Fix for Slow IO Thread Startup
The CLR team has recently released a fix for slow startup of asynchronous IO threads that may affect WCF users. After startup, asynchronous IO threads are created at a slow pace to avoid spikes in the number of threads. Having extra idle threads consume system resources needlessly. Having too few available threads creates a performance bottleneck as requests take longer to process and there is a delay in spinning up new threads.
Calling ThreadPool.SetMinThreads is supposed to preserve a minimum number of worker threads (the second parameter represents the number of idle asynchronous IO threads that will be maintained).

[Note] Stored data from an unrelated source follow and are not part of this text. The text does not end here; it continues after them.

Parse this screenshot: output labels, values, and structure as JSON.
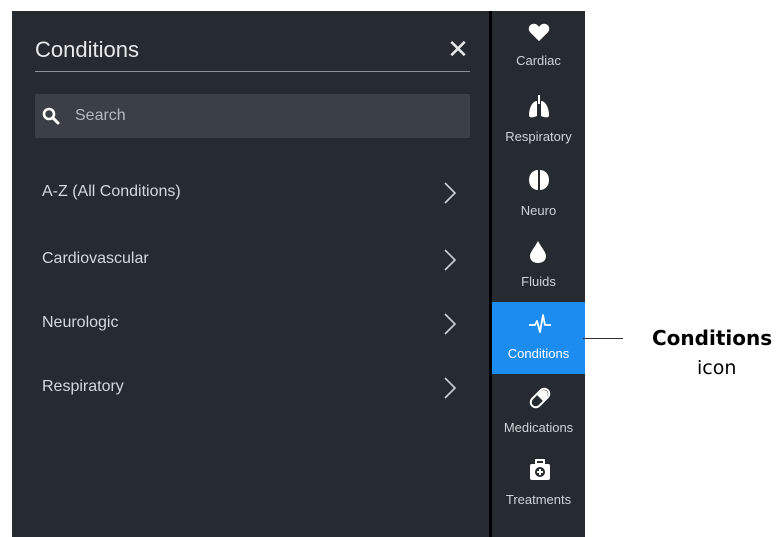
{
  "panel": {
    "title": "Conditions",
    "close_symbol": "✕",
    "search": {
      "placeholder": "Search",
      "value": ""
    },
    "items": [
      {
        "label": "A-Z (All Conditions)",
        "icon": "chevron-right-icon"
      },
      {
        "label": "Cardiovascular",
        "icon": "chevron-right-icon"
      },
      {
        "label": "Neurologic",
        "icon": "chevron-right-icon"
      },
      {
        "label": "Respiratory",
        "icon": "chevron-right-icon"
      }
    ]
  },
  "sidebar": {
    "items": [
      {
        "label": "Cardiac",
        "icon": "heart-icon",
        "active": false
      },
      {
        "label": "Respiratory",
        "icon": "lungs-icon",
        "active": false
      },
      {
        "label": "Neuro",
        "icon": "brain-icon",
        "active": false
      },
      {
        "label": "Fluids",
        "icon": "droplet-icon",
        "active": false
      },
      {
        "label": "Conditions",
        "icon": "heartbeat-icon",
        "active": true
      },
      {
        "label": "Medications",
        "icon": "pill-icon",
        "active": false
      },
      {
        "label": "Treatments",
        "icon": "medical-kit-icon",
        "active": false
      }
    ],
    "active_color": "#1d8cf0",
    "background_color": "#252b30"
  },
  "callout": {
    "title": "Conditions",
    "subtitle": "icon"
  }
}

However, the problem is that the application may still wait while the CLR tries to create more threads.
The published fix doesn't provide a diagnosis for WCF users but here's what I've come up with.
Symptoms to diagnose the problem are if you see all of the following:
- Server throughput scales up slowly during a spike in simultaneous requests
There is idle CPU time
- Tracing the thread context switches shows significant lag in starting a completion port thread
- You've called SetMinThreads with a sufficient number of threads to handle all of the requests
- SetMinThreads returned true (made the requested change)
This issue is probably not the problem if any of the following are true:
- Only the first call on a connection is slow
Server throughput does not eventually scale up to match the request load
- The CPU use is 100%
- Thread traces shows the worker threads blocked on anything besides startup
- The minimum number of asynchronous IO threads is too small to handle the request load
- SetMinThreads returned false (failed to make the requested change)
You can get the fix from KB article 976898.